Digging your potatoes at the right time gives you big potatoes with little to no loss. It’s good to have an idea of when to harvest potatoes and the variables that alter the harvest time.
In Michigan, potatoes are usually harvested from late July through August. Early-planted or fall-planted potatoes are usually harvested in harvested June or early July. Potatoes for fresh eating can be dug early, as soon as the blossoms fall off, but potatoes left to full maturity will be larger and store better.
There are five variables that can affect harvest time by a month or more. And, some varieties mature much later than others.
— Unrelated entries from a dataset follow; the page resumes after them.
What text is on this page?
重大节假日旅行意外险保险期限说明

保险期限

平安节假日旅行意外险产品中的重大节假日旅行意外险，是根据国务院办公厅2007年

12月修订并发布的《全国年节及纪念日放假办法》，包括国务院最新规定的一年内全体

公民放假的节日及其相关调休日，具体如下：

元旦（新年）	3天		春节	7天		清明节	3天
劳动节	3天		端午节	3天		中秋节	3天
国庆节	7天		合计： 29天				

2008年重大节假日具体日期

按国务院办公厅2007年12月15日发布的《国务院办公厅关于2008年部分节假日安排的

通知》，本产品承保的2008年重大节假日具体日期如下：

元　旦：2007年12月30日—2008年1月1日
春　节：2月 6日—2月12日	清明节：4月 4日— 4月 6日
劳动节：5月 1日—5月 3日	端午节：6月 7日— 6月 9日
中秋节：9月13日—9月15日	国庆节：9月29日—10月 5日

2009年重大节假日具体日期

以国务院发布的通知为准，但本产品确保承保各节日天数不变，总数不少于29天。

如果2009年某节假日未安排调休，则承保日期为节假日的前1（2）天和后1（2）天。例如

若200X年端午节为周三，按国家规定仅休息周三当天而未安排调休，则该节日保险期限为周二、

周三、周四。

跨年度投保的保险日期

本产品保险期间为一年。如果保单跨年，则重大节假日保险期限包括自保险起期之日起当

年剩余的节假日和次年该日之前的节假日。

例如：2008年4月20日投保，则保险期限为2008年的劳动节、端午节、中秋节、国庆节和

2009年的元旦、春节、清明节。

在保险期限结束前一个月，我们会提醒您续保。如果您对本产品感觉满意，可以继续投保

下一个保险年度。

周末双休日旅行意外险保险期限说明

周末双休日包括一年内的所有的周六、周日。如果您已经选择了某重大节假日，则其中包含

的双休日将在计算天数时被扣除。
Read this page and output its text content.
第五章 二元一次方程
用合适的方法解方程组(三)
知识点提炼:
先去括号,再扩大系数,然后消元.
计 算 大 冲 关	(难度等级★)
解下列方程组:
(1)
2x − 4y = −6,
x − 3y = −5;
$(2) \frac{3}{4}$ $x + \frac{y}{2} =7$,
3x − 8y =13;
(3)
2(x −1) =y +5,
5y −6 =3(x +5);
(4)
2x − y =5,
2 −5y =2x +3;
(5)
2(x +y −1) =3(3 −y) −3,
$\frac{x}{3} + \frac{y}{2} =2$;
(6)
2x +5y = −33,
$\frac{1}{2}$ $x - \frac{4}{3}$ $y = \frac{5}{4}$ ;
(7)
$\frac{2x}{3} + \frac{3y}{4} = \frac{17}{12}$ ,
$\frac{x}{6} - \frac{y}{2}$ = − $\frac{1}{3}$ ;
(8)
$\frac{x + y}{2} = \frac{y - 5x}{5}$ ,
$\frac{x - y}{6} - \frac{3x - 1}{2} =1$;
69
Here’s what you need to know.
When do Potatoes Mature?
Potatoes fully mature right as the plant begins to die off, usually 90-120 days after spring planting. Smaller varieties, like Irish Cobbler, mature earlier, after 80-90 days. Large storage varieties, like russets, usually take 110 or more days to mature in good weather. Potatoes are often harvested a little early.
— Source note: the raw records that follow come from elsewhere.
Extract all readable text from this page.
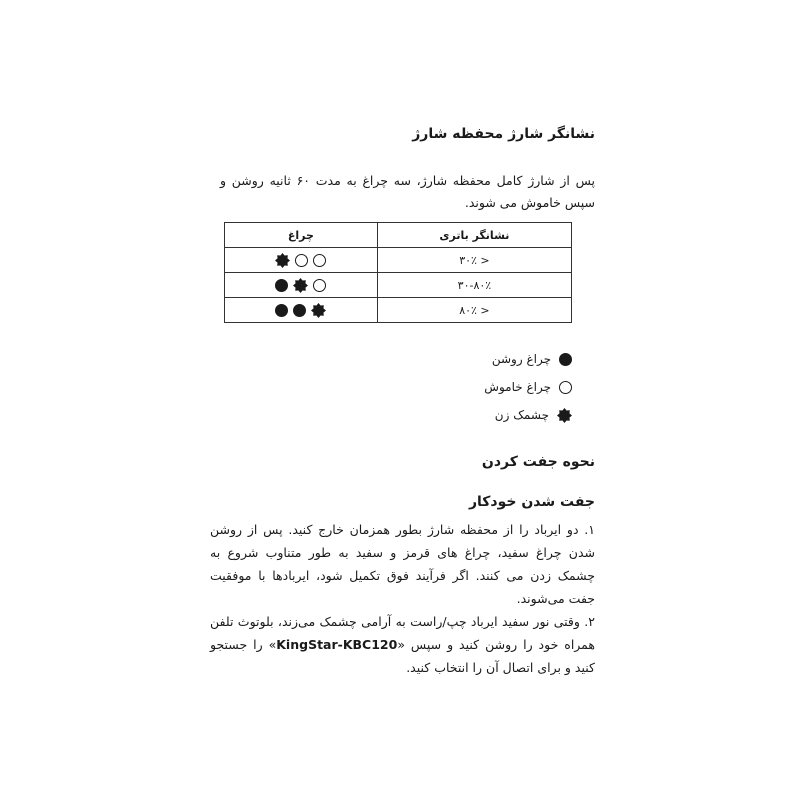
نشانگر شارژ محفظه شارژ
پس از شارژ کامل محفظه شارژ، سه چراغ به مدت ۶۰ ثانیه روشن و سپس خاموش می شوند.
نشانگر باتری	چراغ
< ۳۰٪	

۳۰-۸۰٪	

< ۸۰٪	
چراغ روشن
چراغ خاموش
چشمک زن
نحوه جفت کردن
جفت شدن خودکار

۱. دو ایرباد را از محفظه شارژ بطور همزمان خارج کنید. پس از روشن شدن چراغ سفید، چراغ های قرمز و سفید به طور متناوب شروع به چشمک زدن می کنند. اگر فرآیند فوق تکمیل شود، ایربادها با موفقیت جفت می‌شوند.

۲. وقتی نور سفید ایرباد چپ/راست به آرامی چشمک می‌زند، بلوتوث تلفن همراه خود را روشن کنید و سپس «KingStar-KBC120» را جستجو کنید و برای اتصال آن را انتخاب کنید.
Potato Days to Maturity by Variety (approximate)
|Variety||Days to full maturity||Harvest goal||Description|
|German Butterball||120||6 pounds per plant||Large, creamy, yellow flesh|
|*Kennebec||110||6 pounds per plant||large, white round. Smooth, firm-fleshed.|
|*Pinto Gold||110||6 pounds per plant||Medium, white/red patchy. Creamy|
|Russet||100||6 pounds per plant||Large-medium, brown. Firm flesh|
|Red Pontiac||100||6 pounds per plant||Medium-large red, round firm flesh.|
|*Yukon Gold||90||5 pounds per plant||Medium, round, yellow. Very creamy|
|*Red Norland||90||5 pounds per plant||Medium to large, red with thin skin.|
|*Adirondack Blue||90||4-1/2 pounds per plant||Medium, oblong, very firm. Highest yielding blue variety.|
|*Irish Cobbler||80||4 pounds per plant||Medium-small, white. Exceptional flavor.|
This is not a comprehensive list, but it includes the popular varieties that both do well in Michigan, and tend to yield very well. It’s important to realize first off that the date to maturity is usually plus or minus 2 weeks in any given year. Simple changes in weather make a big difference.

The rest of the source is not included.